Introducing the Video Rats Nest Eliminator!

vdx404pic.jpg
It's a bit of a departure for SilverLeaf, but there is a good reason for it. We were looking under the dash of a coach not too long ago and saw a most amazing rat's nest of cables. A whole family of nutria could have been living in there, and I had to ask the tech I was working with what they all were for. "Video", he said. "We have side cameras, and we run them to the dash, the overhead TVs, and so on. So we have a switch box, a few relays and diodes, some splitters and amplifiers. It's all in there."

"All those pieces and parts - there has got to be a switchbox out there that could do that in one box.", I prodded.
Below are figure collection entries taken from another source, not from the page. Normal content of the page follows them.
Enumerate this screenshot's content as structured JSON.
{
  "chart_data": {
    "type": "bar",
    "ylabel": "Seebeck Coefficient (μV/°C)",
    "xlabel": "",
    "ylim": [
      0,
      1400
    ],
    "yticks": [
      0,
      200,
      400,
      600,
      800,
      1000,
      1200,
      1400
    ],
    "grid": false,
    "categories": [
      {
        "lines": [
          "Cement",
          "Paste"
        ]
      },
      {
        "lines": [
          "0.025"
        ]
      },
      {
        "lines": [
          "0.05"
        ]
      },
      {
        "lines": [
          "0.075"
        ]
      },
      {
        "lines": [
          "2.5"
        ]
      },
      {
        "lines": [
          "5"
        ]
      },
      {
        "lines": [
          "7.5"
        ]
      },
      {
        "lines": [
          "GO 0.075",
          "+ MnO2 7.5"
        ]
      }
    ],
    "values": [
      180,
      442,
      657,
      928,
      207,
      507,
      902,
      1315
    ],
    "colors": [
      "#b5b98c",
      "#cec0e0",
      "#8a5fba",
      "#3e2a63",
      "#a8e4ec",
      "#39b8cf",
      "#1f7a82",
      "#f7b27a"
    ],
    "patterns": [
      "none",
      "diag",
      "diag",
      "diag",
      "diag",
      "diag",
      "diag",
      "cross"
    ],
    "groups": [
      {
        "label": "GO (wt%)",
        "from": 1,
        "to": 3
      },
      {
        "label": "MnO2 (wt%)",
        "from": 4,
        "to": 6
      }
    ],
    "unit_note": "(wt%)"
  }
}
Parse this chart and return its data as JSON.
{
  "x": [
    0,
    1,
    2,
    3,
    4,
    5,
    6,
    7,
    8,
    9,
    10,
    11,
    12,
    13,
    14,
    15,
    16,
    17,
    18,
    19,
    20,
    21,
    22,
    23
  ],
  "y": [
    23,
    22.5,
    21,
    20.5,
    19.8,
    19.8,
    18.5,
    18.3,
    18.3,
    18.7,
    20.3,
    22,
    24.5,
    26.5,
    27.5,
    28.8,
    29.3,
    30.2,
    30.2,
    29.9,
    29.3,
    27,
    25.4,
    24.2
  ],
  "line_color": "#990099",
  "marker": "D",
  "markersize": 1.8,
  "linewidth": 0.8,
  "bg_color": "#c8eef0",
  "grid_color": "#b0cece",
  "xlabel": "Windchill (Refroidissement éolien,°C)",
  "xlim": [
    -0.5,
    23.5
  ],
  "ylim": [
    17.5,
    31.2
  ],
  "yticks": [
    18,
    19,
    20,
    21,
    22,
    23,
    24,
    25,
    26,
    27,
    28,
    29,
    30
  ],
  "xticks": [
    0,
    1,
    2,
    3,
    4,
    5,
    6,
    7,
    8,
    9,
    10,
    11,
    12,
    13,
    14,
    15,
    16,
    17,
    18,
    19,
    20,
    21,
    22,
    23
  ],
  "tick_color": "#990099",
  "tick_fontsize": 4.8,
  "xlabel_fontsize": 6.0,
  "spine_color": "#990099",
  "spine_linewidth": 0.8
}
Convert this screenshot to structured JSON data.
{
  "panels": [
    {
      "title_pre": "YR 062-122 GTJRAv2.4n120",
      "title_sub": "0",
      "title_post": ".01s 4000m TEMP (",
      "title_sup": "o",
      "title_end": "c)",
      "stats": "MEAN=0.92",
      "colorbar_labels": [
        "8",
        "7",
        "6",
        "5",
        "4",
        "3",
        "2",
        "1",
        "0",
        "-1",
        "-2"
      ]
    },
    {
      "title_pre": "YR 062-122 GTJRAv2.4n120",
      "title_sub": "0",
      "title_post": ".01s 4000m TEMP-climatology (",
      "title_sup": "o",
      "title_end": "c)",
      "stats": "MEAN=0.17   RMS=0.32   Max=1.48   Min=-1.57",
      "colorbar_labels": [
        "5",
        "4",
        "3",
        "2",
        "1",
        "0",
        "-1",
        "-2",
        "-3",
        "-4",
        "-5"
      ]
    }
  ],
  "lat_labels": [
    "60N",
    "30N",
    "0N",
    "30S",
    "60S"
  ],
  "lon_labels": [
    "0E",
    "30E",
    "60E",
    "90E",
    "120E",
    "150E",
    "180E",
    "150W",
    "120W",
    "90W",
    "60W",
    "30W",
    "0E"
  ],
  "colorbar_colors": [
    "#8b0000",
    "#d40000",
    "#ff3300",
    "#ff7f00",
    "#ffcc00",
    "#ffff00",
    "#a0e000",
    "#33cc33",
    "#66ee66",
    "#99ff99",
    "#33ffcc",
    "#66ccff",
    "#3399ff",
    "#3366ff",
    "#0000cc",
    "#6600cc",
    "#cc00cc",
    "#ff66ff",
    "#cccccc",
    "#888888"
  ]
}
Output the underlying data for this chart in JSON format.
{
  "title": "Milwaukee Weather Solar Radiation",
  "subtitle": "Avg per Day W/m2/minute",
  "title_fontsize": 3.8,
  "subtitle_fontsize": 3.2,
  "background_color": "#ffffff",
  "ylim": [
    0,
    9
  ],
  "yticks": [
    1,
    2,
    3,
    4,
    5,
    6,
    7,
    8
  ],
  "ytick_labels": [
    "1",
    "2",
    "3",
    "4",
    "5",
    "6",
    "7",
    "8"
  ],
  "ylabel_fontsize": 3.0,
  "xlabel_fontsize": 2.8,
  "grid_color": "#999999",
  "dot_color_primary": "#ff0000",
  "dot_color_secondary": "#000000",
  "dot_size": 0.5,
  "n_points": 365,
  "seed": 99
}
"If you can find one, let me know. We'd buy a load of them." He didn't sound too optimistic.

And indeed, there isn't such a thing. Sure, there are a lot of video switches that are designed for specific needs - but nothing that was designed for an RVer that wants to be able to check his side and rear cameras on more than just the dash monitor. I looked everywhere and couldn't find one.

So we just had to make one ourselves.

And now, three months later, we have the VDX 404 Video Switch. It takes four video sources and routes them to four video outputs in pretty much any combination. It responds to up to a dozen inputs, such as blinkers, transmission status signals, and accessory switches, and routes the video signals automatically in response.

Adding more monitors and cameras is trivial, up to the number four. Every output is buffered, eliminating the need for amplifiers or isolators. Every output is true to its source. And installation is as simple as it could possibly be.

One great idea we had was matching it with the new Garmin GPS. You can plan your trips with the GPS on the big-screen front TV, and then when you start driving watch the GPS on the VMS video. You can even add a video monitor on the passenger side - let the "navigator" plot the course, while the driver sees exactly the same GPS maps in the dash.

And that's just the beginning to the ideas that this device makes practical. Expect to see this in new coaches this Spring from several manufacturers, and in aftermarket installations across the country.